James Bond wurde bekanntlich am 11.11.1920 in Wattenscheid geboren. Den Film Skyfall (von dem ich letztens einen Teil im TV gesehen habe) hatte das einzige Kino von Wattenscheid nicht im Programm, da gab es die Feuerzangenbowle mit Heinz Rühmann. Na ja, manche Kritiker fanden den Film auch grottenolmschlecht. James Bond nennt sich heute Daniel Craig und trägt wieder Anzüge, die wie die Anzüge von Anthony Sinclair aussehen. Er bereut es heute bitter, dass er mal den Decknamen Roger Moore verwendet und diese schrecklichen Klamotten getragen hat.

Auch der Name Pierce Brosnan, der BMW und die ➱Brioni Anzüge haben ihm nicht wirklich gefallen. Dass man ihn überredet hat, sich bei Facebook anzumelden, bereut er auch schon. Er kann seinen Ruhestand nicht wirklich genießen, immer wieder ruft M an (der inzwischen eine Geschlechtsumwandlung durchgemacht hat und nicht mehr Bernard Lee, sondern Judi Dench heißt) und will etwas von ihm. England expects that every man will do his dutyDas ist das Schicksal des hero with a thousand faces, das olympische citior, altior, fortior gilt erst einmal für sie. Wenn da irgendwelche kleinwüchsigen Amerikaner auf einer mission impossibile sind und sich das gut verkauft, dann müssen sie im nächsten Film noch besser sein. Das ist der Fluch der Superhelden, die ewig leben müssen.

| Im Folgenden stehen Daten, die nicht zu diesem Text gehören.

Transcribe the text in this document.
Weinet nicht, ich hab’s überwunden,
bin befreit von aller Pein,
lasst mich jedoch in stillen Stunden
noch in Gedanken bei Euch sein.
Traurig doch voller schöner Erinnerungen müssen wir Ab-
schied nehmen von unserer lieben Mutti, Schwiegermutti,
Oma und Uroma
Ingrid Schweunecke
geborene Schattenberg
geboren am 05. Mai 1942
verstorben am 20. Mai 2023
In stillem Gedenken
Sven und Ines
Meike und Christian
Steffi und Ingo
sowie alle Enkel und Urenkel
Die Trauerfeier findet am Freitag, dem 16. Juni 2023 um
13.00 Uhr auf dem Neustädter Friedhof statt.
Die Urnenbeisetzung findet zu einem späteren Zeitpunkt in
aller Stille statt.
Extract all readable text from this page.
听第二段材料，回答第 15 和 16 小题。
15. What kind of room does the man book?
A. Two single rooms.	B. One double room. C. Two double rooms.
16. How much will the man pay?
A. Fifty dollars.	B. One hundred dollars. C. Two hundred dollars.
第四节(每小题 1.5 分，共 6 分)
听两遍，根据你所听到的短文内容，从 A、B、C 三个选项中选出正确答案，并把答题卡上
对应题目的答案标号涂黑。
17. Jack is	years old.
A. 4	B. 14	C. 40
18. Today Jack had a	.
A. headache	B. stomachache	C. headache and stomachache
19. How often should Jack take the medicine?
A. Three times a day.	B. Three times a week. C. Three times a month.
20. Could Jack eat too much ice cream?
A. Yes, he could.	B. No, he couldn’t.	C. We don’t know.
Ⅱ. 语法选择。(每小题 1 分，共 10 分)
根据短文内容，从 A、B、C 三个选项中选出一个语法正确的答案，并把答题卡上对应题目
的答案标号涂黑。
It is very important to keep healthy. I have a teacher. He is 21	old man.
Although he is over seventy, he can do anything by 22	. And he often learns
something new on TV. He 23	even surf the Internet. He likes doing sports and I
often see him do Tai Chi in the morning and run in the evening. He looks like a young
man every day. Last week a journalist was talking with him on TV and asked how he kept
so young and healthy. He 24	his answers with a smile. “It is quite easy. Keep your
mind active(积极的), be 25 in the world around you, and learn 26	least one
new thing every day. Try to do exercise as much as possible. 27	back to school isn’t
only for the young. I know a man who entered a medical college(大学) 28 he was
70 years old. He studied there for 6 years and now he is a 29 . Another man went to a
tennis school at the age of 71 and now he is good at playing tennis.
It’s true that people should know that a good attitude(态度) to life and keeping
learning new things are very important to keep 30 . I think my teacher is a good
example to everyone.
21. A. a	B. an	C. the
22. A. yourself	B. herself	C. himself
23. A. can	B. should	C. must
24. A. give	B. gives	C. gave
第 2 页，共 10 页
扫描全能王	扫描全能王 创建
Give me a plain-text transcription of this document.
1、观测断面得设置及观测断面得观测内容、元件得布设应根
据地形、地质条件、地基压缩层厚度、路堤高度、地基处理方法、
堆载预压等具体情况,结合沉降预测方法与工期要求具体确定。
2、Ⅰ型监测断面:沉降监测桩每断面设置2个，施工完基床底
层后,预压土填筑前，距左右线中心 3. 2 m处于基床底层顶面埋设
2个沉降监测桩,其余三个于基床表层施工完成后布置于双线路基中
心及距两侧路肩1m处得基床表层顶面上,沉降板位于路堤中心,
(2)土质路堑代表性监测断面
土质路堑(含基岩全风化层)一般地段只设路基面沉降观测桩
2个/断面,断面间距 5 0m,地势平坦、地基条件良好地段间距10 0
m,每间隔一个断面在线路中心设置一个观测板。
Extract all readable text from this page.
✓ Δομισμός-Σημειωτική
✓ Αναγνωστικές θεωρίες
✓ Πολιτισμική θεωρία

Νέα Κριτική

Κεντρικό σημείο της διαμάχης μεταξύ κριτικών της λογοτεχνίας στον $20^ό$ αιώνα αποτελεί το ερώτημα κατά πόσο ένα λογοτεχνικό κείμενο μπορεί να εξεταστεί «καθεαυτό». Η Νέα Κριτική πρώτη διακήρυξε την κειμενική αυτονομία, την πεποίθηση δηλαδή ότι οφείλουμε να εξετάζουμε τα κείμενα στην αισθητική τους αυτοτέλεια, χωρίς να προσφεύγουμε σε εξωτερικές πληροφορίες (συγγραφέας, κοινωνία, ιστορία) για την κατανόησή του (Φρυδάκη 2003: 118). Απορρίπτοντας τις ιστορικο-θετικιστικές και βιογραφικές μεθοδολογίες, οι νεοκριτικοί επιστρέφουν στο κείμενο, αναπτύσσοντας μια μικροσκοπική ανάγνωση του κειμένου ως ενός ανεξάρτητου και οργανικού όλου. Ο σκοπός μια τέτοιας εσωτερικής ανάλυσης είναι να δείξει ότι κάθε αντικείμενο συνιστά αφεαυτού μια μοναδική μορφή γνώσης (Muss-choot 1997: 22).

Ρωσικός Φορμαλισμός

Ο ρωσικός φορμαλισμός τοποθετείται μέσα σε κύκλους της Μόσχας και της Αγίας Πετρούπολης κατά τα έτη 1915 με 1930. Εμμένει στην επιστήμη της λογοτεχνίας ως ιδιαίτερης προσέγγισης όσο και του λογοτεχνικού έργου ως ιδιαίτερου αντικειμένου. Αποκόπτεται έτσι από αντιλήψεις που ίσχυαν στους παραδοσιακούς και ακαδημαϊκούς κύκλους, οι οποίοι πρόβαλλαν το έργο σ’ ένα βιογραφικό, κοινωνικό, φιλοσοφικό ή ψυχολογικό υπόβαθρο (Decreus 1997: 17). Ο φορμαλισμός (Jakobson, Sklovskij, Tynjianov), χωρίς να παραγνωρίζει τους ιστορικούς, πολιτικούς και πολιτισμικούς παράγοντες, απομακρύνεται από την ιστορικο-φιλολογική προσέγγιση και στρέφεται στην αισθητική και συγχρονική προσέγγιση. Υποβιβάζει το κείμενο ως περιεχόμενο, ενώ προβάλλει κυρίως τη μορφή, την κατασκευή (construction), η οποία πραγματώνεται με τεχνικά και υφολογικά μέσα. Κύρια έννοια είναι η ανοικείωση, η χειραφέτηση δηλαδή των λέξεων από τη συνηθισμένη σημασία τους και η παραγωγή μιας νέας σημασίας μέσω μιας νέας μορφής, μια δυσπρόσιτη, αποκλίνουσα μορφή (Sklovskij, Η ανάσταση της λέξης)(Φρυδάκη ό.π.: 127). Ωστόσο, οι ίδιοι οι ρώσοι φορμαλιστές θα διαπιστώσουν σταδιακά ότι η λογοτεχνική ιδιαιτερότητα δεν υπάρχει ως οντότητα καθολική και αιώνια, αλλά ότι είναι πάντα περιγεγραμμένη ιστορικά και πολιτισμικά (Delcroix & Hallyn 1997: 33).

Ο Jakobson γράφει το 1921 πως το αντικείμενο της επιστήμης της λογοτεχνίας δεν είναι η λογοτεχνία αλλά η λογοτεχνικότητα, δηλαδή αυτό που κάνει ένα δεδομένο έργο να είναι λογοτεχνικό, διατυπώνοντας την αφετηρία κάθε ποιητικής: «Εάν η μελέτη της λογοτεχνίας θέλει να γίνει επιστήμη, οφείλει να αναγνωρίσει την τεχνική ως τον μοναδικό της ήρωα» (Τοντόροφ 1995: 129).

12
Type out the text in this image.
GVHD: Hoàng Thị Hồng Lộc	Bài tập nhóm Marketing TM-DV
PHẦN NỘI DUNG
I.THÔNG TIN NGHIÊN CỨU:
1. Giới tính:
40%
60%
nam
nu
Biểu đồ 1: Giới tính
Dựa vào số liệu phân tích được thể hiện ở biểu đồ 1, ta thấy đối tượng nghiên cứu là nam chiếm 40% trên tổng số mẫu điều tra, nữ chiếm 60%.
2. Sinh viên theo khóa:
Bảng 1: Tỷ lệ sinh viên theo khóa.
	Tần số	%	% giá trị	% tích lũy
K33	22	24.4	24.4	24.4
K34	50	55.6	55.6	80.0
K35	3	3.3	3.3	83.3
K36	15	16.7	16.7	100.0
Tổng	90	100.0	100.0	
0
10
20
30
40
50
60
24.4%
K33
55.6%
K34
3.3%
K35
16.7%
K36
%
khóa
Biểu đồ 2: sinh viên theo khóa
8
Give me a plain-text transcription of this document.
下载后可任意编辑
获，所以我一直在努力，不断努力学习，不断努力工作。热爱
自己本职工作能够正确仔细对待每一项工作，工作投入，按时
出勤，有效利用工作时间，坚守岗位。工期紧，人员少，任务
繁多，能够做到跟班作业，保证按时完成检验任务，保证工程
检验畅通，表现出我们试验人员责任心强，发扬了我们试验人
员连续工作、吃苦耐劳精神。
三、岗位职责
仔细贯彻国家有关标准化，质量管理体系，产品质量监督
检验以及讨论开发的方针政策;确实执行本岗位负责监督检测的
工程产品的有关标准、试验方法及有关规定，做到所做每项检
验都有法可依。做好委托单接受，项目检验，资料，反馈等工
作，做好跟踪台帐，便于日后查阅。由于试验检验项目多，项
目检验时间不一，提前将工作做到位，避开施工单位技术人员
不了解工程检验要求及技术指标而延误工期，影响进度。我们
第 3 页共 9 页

Die Geister, die wir gerufen haben, werden wir nicht mehr los. Der Kinostart für den neuesten James Bond Film Spectre ist für November angekündigt. Sie können sicher sein, dass ich nicht darüber schreiben werde [was soll ich jetzt dazu sagen? das war im Januar]. Die halbe Stunde, die ich von Skyfall gesehen habe, hat mir gereicht. Heute vor fünfzig Jahren hatte der Film Goldfinger seine deutsche Premiere. Ian Fleming hat die Fertigstellung des Filmes nicht mehr erlebt.

An mir lief das (wie auch das ganze Genre ➱Fantasy) völlig vorbei. Ich habe den Film 1965 nicht gesehen. Der einzige filmische Geheimagent, den ich damals im Kino sah, hieß Lemmy Caution. Der trug wenigstens einen ➱Regenmantel, wie es sich für Geheimagenten gehört. Das taten auch Joel McCrea in Foreign Correspondent, Michael Caine in Ipcress und Richard Burton in The spy who came in from the cold. Sean Connery hatte als 007 keinen. Wenn England einen Agenten mit der Doppelnull in die Karibik oder nach Miami schickt, dann braucht der keinen Trench. Hier in Another Time, Another Place trägt Connery einen Aquascutum Kingsway, aber das ist natürlich kein James Bond Film.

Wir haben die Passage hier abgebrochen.